Players now make salaries that are so prolific that for some, generations can live off the income. For that, can't they suffer the hardship of not playing in their preferred destination?
The Carmelo Anthony trade is a perfect example of that.
The Denver Nuggets wanted to trade him to the New Jersey Nets, but Anthony kiboshed the trade because he wouldn't agree to sign an extension with them. He had already turned down an offer of three years, $65 million from the Nuggets.
Now there is talk that Chris Paul or Deron Williams will be the next star to join the Knicks once their contracts are up.
Players are forming super teams, and the owners are powerless to do anything about it.
What was once unfair for the players is now unfair for the fans of those teams that don't happen to be in attractive locales.
The tickets to games are already through the roof because of the escalation of salaries since the reserve clause was outlawed.
It's bad enough to have to take a loan out to take your family to a game, but for those less fortunate fans of teams that can't keep their star players, it takes the fun out of even watching them anymore.
When you know you don't have a chance before the season starts—or realistically for many teams, ever—it dampens your spirits and alienates you as a fan.
I'm sure everybody is happy for the players, but what nobody seems to realize is that the fans pay for their fabulous lifestyles. If nobody came to the games, they wouldn't be making the money they are now able to command.

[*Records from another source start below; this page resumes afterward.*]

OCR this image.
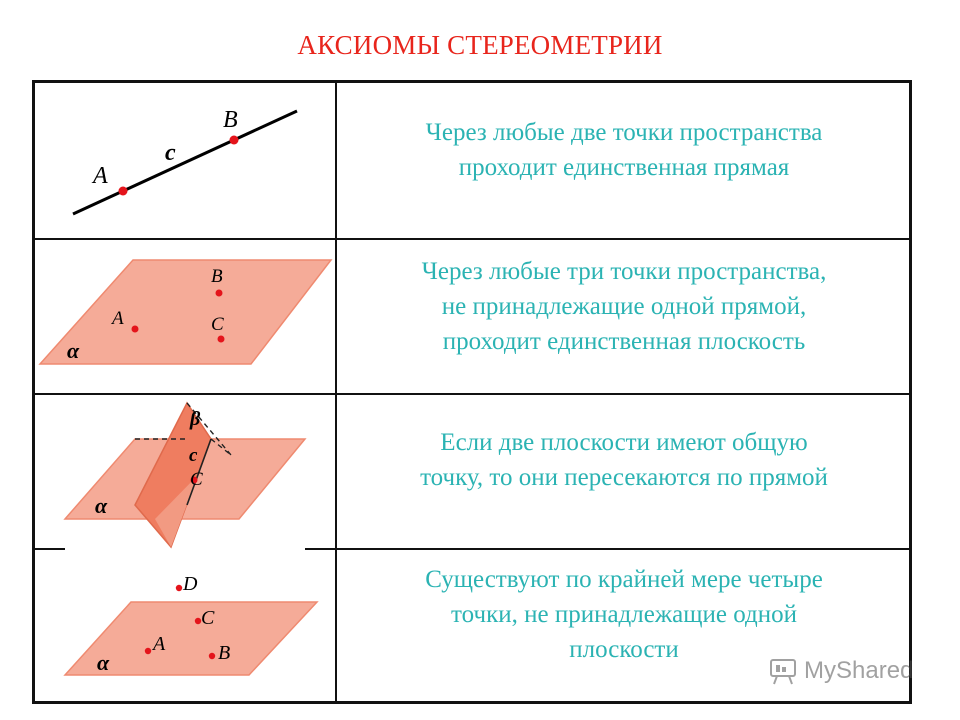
АКСИОМЫ СТЕРЕОМЕТРИИ
A
c
B	Через любые две точки пространства
проходит единственная прямая
A
B
C
α
Через любые три точки пространства,
не принадлежащие одной прямой,
проходит единственная плоскость
β
c
C
α
Если две плоскости имеют общую
точку, то они пересекаются по прямой
D
C
A	B
α
Существуют по крайней мере четыре
точки, не принадлежащие одной
плоскости
MyShared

While this is a livelihood for the players, it's a distraction for the fans from the doom and gloom most people have experienced in the past few years. When sports becomes like everything else, there is no longer a need for it.
It's easier in basketball to build a super team because of the limited rosters, but it affects all sports. The Yankees are a much more attractive destination than Pittsburgh.

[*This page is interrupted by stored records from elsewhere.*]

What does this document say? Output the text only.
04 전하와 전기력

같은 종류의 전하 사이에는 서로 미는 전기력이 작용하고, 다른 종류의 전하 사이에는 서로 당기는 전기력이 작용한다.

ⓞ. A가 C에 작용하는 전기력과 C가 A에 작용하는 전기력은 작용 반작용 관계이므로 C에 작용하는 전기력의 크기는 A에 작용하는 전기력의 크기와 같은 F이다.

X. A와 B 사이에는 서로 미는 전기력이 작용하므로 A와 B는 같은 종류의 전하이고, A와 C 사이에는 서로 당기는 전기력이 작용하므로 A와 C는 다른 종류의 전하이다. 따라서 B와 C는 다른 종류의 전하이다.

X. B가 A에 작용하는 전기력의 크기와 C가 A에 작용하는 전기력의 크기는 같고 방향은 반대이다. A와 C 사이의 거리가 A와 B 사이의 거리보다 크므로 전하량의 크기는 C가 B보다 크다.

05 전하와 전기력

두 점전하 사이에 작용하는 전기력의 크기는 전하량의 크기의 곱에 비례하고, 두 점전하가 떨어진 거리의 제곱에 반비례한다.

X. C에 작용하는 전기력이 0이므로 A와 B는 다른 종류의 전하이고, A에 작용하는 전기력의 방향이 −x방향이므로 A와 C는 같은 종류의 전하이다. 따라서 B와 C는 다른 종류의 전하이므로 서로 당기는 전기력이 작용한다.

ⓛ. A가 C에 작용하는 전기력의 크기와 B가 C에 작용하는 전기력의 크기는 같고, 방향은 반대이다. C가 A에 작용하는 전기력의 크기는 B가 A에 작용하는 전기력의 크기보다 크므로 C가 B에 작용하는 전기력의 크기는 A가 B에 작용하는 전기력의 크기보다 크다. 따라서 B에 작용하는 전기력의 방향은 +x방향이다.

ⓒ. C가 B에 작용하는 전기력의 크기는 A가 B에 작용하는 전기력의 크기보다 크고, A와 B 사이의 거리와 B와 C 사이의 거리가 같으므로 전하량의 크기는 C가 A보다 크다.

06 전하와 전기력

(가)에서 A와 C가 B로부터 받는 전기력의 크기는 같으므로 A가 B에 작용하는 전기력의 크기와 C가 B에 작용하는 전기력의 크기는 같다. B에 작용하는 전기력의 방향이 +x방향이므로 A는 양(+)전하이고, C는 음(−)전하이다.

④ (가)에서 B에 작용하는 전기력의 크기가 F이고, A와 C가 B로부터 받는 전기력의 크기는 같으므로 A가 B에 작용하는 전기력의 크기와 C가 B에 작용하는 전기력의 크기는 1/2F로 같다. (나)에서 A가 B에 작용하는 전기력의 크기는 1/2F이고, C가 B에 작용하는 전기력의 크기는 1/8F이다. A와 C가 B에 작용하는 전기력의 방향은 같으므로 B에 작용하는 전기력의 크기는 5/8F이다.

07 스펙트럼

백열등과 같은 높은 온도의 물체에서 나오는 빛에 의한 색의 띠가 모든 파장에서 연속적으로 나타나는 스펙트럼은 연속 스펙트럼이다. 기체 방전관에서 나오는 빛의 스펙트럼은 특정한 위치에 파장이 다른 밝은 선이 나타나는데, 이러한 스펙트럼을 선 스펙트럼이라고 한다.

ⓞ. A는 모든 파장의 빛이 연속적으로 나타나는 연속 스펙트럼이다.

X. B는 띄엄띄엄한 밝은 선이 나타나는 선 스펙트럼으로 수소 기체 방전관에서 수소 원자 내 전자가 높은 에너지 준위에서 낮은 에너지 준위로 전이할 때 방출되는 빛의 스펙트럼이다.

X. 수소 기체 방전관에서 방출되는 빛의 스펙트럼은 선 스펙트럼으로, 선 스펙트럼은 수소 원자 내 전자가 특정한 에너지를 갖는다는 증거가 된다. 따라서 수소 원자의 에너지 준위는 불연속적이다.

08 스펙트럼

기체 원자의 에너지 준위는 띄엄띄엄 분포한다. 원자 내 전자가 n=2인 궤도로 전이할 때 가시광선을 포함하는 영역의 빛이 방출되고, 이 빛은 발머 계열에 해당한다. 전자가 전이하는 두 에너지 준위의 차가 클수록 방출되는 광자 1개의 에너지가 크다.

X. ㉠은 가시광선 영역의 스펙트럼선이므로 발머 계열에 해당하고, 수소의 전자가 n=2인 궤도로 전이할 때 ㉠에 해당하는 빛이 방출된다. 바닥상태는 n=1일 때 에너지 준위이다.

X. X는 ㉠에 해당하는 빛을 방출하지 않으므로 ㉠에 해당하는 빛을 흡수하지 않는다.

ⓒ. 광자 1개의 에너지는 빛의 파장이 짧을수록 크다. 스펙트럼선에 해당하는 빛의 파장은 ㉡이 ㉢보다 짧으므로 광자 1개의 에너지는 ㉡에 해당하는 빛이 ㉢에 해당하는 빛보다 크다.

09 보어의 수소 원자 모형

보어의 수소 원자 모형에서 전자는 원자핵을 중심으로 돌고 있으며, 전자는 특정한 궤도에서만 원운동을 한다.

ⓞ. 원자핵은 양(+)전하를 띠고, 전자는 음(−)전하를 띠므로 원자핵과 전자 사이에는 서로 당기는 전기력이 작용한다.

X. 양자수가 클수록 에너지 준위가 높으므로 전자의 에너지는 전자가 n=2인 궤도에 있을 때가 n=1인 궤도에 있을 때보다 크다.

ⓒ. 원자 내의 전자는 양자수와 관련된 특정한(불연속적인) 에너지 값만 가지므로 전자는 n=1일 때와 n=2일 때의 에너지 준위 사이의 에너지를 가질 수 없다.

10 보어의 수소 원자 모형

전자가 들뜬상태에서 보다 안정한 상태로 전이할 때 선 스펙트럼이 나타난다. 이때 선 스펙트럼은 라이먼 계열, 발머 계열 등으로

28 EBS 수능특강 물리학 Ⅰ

The rich get richer, and the poor...who cares?
Both basketball and football will face labor strife in 2011. It's possible that both sports won't have a season come next fall.
There could be changes in the way teams do business and the freedom that the players have to move around.
While progress is normally considered a good thing, I kind of yearn for my childhood, when players stayed with one team rather than selling their services to the highest bidder. There was a bond between both the fans and the players back then.
Sometimes progress is not all it's cracked up to be.